The UK Veterinary Animal Welfare Coalition announced recently that they are supporting the British Veterinary Association (BVA) and leading animal charities to close all the legal loopholes in the law that allow ear cropped dogs to be imported into the country thus circumventing the ban on ear cropping in the UK.
The loopholes are threefold. It is not illegal to sell, import or take a dog abroad to have their ears cropped which has been the ludicrous situation since the Animal Welfare Act 2004 came into being. The BVA wants UK vets to report any incidents of ear cropping that turn up at their surgeries which should have been happening anyway.
The veterinary profession are only taking more interest because of all the campaigning by animal charities and the present level of public opinion has given them the confidence to do so. They have had sixteen years to point out the shortcomings of the law regarding ear cropping and take a lead on the issue but have kept in the background.
Vets need to speak out about animal welfare problems.
The veterinary profession themselves have pointed out that they should not sit on the fence over welfare issues or wait until public opinion reaches a point which forces them to live up to their supposed animal welfare credentials. But they continue not to heed their own advice. To quote the BVA Animal Welfare Strategy of 2016:
“If we do not speak out about systemic animal welfare problems or if we only do so reactively once a critical mass of favourable public opinion has been achieved, then this can lead to accusations of weak morality and, worse, complicity in animal welfare problems. There are risks if veterinary professionals are not seen to be advocates for animal interests when the rest of society is increasingly willing to be”.
The moral and ethical conundrum of certain procedures carried out by vets have dogged the profession for decades. A US study way back in 1989 (Herzog) questioned veterinary students on various moral, ethical and welfare issues which they had encountered during training which they felt worried or stressed about and amongst the most prominent were ear cropping, tail docking, de-flighting birds and declawing cats.
There is yet another petition.
It is difficult to gauge how concerned the public are.
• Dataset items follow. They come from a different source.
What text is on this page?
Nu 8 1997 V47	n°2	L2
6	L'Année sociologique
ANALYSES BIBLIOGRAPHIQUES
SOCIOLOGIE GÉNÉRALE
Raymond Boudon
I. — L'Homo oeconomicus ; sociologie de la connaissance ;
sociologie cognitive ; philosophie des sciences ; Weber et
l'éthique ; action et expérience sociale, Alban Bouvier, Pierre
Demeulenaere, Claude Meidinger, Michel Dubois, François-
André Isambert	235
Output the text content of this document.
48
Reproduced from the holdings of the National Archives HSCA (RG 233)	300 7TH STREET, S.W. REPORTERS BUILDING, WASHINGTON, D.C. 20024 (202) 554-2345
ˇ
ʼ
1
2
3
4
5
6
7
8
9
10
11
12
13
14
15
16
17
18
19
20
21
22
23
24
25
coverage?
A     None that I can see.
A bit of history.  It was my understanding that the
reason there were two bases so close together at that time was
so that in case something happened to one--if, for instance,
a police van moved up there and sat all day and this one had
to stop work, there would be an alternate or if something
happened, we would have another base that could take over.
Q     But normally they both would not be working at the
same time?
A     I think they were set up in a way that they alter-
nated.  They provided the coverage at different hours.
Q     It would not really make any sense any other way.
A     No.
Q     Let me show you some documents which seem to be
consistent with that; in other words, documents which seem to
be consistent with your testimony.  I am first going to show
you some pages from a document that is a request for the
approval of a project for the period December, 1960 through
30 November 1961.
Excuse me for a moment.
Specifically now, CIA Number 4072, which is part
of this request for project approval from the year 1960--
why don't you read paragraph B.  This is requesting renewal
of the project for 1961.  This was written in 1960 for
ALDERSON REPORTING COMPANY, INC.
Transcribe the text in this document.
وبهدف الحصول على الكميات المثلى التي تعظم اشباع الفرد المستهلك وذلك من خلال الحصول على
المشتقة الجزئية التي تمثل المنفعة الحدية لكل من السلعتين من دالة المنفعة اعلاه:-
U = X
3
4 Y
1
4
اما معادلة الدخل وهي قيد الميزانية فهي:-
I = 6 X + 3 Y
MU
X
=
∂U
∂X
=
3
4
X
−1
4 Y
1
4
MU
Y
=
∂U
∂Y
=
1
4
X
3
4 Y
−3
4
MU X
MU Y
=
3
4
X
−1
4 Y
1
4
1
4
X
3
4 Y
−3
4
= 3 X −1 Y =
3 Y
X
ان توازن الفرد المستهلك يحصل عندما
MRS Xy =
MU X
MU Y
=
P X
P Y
There was an online petition last year aimed at stopping the import of cropped dogs but this failed to get half of the 100,000 signatures required. There is now a new petition with BVA backing which seems to be faring better which runs until the 24 August 2021. Paradoxically there is also a competing petition to re-legalise cropping to benefit all the dogs that are presently unprofessionally cropped and save them suffering. Sensibly it has not attracted much support so far.
Although everyone is fixated on ear cropping at the moment, tail docking appears to also be on the increase and must have been spotted by UK vets so perhaps they could take a lead on this issue as well?